From the details provided, it is clear that you have considered the impact of the planned transaction and the impact it could have on your retirement income. However, you must be sure that you have thought of this over the long term, given how many years it may take for you to be repaid.

Even though you are dealing with family, setting up an official loan agreement or contract in which the outstanding debt is formally recognised is a crucial part of the success of the arrangement. Everyone must know their obligations and agree to them formally. This can be done with the assistance of an attorney, and it should take into account what happens if either party passes away or in the case of non-payment.

This contract will also ensure that the transaction is not misinterpreted as a donation, which would attract donation tax at a rate of 20%. The loan agreement will assist you in explaining the sudden drop in investment capital if such a question did arise from the South African Revenue Service.
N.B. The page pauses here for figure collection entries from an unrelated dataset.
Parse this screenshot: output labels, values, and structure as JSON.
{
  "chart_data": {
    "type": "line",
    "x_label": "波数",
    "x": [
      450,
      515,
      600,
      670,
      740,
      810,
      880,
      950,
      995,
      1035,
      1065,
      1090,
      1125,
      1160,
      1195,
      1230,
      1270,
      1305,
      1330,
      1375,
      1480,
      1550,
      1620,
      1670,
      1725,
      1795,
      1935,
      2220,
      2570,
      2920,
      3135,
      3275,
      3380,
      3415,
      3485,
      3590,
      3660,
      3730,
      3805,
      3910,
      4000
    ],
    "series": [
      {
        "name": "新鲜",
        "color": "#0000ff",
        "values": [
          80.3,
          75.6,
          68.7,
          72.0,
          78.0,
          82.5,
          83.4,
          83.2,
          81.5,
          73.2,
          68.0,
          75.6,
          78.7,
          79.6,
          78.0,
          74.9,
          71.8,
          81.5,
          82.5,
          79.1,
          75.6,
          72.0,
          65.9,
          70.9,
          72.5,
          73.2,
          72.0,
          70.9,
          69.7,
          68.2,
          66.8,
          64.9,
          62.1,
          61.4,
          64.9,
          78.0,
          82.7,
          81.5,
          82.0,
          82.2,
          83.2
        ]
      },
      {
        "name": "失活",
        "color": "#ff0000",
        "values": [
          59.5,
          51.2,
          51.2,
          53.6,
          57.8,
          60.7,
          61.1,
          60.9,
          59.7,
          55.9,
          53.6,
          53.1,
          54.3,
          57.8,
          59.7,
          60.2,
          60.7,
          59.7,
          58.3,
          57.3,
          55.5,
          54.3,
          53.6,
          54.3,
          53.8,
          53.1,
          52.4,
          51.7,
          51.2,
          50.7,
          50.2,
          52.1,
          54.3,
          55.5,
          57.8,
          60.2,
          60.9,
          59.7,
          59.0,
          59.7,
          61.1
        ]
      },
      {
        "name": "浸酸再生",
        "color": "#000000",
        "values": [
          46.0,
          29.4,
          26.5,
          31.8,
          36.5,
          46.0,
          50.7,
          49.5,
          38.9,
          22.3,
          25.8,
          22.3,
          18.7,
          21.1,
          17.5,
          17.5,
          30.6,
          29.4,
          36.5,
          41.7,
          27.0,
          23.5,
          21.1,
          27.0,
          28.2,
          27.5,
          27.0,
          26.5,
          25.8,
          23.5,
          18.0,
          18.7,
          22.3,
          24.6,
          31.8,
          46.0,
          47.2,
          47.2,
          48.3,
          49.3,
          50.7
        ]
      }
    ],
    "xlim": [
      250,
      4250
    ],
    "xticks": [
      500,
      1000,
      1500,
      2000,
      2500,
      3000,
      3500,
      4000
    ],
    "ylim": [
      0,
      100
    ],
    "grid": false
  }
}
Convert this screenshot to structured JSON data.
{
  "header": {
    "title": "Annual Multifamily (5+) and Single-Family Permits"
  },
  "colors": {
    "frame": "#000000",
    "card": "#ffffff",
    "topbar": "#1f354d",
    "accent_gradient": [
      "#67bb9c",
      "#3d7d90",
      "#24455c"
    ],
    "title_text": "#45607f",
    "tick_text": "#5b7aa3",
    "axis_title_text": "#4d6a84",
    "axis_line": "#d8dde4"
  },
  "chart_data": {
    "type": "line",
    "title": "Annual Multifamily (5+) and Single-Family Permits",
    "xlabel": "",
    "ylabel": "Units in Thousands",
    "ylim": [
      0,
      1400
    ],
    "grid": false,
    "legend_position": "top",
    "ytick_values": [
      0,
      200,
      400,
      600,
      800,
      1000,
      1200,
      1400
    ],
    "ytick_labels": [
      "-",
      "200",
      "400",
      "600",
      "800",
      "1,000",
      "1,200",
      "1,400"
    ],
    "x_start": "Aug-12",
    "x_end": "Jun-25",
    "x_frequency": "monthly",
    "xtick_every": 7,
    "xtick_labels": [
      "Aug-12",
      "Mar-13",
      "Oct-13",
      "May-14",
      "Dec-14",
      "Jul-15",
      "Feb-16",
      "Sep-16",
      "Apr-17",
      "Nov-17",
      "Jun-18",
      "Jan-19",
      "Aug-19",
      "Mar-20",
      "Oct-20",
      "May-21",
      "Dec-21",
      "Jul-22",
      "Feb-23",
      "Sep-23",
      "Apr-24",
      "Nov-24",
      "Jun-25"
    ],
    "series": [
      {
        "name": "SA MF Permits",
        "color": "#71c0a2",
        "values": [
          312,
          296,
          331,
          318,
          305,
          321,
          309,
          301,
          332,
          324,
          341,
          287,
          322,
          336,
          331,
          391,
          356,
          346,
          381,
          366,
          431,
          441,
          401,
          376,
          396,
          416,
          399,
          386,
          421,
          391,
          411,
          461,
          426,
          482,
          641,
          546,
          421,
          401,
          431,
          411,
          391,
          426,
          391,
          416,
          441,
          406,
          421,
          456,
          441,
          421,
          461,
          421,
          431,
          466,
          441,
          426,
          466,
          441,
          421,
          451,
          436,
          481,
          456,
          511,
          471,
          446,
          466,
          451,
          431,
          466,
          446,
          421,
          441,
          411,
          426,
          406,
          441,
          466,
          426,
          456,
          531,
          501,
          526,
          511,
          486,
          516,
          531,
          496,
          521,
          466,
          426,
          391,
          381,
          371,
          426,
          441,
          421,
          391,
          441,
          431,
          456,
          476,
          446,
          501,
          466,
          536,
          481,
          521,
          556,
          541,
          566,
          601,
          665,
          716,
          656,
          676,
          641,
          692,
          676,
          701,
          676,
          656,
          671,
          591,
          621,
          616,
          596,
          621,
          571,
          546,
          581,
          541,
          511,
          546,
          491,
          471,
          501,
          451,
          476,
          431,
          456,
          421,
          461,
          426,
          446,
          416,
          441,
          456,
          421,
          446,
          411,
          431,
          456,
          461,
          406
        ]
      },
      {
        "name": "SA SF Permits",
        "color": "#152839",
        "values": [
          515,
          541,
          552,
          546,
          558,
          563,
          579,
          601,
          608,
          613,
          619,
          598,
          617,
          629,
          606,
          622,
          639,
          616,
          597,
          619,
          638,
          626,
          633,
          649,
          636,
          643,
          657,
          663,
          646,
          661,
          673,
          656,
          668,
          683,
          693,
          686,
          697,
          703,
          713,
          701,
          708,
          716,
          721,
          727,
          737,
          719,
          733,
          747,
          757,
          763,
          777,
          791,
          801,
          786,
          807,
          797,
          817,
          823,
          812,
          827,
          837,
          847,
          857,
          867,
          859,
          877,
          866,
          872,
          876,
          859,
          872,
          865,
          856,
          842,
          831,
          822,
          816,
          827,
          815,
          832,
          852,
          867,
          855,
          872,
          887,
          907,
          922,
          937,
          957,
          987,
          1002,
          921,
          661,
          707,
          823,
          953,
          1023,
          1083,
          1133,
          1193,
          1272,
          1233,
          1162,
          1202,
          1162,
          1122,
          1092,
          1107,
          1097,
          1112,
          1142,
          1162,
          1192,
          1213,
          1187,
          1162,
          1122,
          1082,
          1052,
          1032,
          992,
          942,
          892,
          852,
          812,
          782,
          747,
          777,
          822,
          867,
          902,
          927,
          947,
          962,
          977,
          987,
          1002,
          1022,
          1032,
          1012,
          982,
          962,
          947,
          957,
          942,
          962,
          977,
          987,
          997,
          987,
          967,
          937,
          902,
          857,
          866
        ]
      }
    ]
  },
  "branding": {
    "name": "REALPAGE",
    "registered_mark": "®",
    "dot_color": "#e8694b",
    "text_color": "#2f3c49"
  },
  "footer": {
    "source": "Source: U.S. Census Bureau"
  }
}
You must also remember that the outstanding loan will remain an asset in your hands, even if you should pass away. At that stage such the loan will generally be recognised as an asset in the estate and could therefore attract estate duty. The current estate duty rate is set at 20%, of the dutiable amount.

It would be beneficial to obtain the assistance of a financial planner in setting up this transaction to ensure that the necessary estate planning is completed. The effect of capital gains tax may also need to be taken into account, as you might have to sell an investment to provide the needed loan capital.

Magdeleen Cornelissen is a financial adviser at PSG Wealth in Pretoria.